Une transition délicate pour les ruchers

Les apiculteurs ont au moins deux problèmes : apporter une alimentation adéquate à leurs abeilles quand il le faut, et le varroa, ce parasite désormais inexpugnable des cheptels. C'est ce que les participants à la journée technique du groupement de défense sanitaire apicole (GDSA) de l'Isère ont pu étudier début mars.
Jean Riondet, apiculteur et formateur dans le Rhône, est venu faire part de son expérience. « Il y a deux grandes périodes de nourrissage de l'abeille : entre la récolte et fin septembre pour préparer l'hivernage, puis la morte saison au cours de l'hiver ». Mais cela peut être nécessaire dès le mois de décembre dans la vallée du Rhône, alors que cela ne devrait pas intervenir avant février dans les vallées alpines. Car tout est question de calendrier. Un apport trop précoce peut faire démarrer le couvain, notamment les hivers doux comme cette année. Un coup de froid tardif provoque alors un décalage avec les premières entrées de pollen et donc un déséquilibre entre besoin de la colonie et potentiel de son environnement. La transition entre la population d'hiver et celle de la nouvelle saison est alors déséquilibrée. Le spécialiste conseille un apport de candi protéiné, une substance qui donne le coup de fouet nécessaire aux abeilles pour être résistantes aux diverses agressions sanitaires dont elles peuvent faire l'objet (virus). Mais cette préparation est introuvable dans le commerce. Il faut donc le fabriquer ce qui n'est pas à la portée du premier venu.
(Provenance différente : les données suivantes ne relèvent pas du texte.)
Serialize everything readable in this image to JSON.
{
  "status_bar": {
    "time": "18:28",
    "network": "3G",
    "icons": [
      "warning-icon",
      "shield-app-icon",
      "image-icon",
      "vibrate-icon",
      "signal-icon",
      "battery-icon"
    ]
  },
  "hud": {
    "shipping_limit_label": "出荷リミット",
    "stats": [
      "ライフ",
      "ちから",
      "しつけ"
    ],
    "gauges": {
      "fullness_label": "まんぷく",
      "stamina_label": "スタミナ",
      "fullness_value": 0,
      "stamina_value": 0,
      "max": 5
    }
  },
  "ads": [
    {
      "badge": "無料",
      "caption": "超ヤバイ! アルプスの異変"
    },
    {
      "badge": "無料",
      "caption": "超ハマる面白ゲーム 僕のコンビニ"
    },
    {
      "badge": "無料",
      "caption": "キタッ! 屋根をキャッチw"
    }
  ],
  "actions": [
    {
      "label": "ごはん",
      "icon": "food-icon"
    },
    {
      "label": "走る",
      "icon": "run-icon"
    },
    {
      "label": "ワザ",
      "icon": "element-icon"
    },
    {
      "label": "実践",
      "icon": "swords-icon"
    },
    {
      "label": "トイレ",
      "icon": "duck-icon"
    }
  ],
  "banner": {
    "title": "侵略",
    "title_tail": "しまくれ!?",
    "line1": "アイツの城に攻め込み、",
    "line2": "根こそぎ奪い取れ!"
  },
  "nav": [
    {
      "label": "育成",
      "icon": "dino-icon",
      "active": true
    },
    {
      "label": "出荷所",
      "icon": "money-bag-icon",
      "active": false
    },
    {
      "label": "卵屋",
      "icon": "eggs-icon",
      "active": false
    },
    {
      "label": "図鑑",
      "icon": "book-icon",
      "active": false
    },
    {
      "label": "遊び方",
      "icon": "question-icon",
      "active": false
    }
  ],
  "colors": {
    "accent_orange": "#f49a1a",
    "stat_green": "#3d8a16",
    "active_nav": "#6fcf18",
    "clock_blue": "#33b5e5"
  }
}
Notamment, parce que le sucre glace doit être exempt d'amidon, car les abeilles ne l'assimilent pas. Les protéines peuvent provenir de levures lyophilisées. Cependant, les effets de cet apport de protéines sont incertains. « Ils pourraient représenter l'équivalent d'un cadre de couvain supplémentaire durant la saison de floraison », avance prudemment Jean Riondet. « Le nourrissage est souvent nécessaire pour assurer la jonction entre les saisons d'hiver et de printemps, mais dès que la colonie se développe, il est nécessaire de d'augmenter régulièrement cet apport extérieur de nourriture », estime Bernard Verneyre, président du syndicat apicole dauphinois.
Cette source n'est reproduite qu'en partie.